Non-weakly amenable Beurling algebras

TL;DR

This paper investigates the weak amenability of non-commutative Beurling algebras, providing characterizations, criteria, and examples that show when such algebras are not weakly amenable, especially for weighted group and quotient group algebras.

Contribution

It offers new characterizations of derivations, criteria for non-weak amenability, and insights into inheritance properties of weak amenability in weighted group algebras.

Findings

Non-zero group homomorphisms can obstruct weak amenability.

Many polynomial weights lead to non-weakly amenable Heisenberg and ax+b group algebras.

Weak amenability does not always pass to subgroups or quotient algebras.

Abstract

Weak amenability of a weighted group algebra, or a Beurling algebra, is a long-standing open problem. The commutative case has been extensively investigated and fully characterized. We study the non-commutative case. Given a weight function $\omega$ on a locally compact group $G$, we characterize derivations from $L^1(G,\omega)$ into its dual in terms of certain functions. Then we show that for a locally compact IN group $G$, if there is a non-zero continuous group homomorphism $\varphi$: $G\to \mathbb{C}$ such that $\varphi(x)/\omega(x)\omega(x^{-1})$ is bounded on $G$, then $L^1(G,\omega)$ is not weakly amenable. Some useful criteria that rule out weak amenability of $L^1(G,\omega)$ are established. Using them we show that for many polynomial type weights the weighted Heisenberg group algebra is not weakly amenable, neither is the weighted $\boldsymbol{ax+b}$ group algebra. We further study weighted quotient group algebra $L^1(G/H,\hat\omega)$, where $\hat\omega$ is the canonical weight on $G/H$ induced by $\omega$. We reveal that the kernel of the canonical homomorphism from $L^1(G,\omega)$ to $L^1(G/H,\hat\omega)$ is complemented.

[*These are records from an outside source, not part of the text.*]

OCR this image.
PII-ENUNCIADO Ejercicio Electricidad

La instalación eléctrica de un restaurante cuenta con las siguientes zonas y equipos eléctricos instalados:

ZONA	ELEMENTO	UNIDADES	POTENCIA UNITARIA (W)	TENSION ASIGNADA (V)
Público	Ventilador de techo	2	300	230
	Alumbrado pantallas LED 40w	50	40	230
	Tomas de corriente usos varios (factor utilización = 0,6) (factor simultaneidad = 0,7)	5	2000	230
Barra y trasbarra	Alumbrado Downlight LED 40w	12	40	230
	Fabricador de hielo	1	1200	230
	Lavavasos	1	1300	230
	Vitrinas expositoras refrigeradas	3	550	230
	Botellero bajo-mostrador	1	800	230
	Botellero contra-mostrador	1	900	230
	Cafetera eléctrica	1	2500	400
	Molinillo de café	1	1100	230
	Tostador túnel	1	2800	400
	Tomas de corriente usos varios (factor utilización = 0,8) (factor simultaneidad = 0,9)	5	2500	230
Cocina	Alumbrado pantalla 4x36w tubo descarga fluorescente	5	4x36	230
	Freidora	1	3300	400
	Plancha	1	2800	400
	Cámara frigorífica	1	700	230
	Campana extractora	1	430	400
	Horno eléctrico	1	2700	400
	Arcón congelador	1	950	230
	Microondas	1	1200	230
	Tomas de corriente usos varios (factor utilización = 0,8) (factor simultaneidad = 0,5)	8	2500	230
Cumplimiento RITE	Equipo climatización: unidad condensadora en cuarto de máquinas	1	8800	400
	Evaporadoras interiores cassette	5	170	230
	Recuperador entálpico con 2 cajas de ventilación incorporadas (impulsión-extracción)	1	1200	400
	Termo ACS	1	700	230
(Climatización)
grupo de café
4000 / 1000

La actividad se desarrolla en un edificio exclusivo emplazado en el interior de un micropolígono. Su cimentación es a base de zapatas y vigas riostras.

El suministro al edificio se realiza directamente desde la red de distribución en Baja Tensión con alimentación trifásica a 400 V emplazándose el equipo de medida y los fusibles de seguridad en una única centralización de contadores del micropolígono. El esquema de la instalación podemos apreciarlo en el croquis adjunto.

This allows us to obtain some sufficient conditions under which $L^1(G/H,\hat\omega)$ inherits weak amenability of $L^1(G,\omega)$. We study further weak amenability of Beurling algebras of subgroups. In general, weak amenability of a Beurling algebra does not pass to the Beurling algebra of a subgroup. However, in some circumstances this inheritance can happen. We also give an example to show that weak amenability of both $L^1(H,\omega|_H)$ and $L^1(G/H,\hat\omega)$ does not ensure weak amenability of $L^1(G,\omega)$.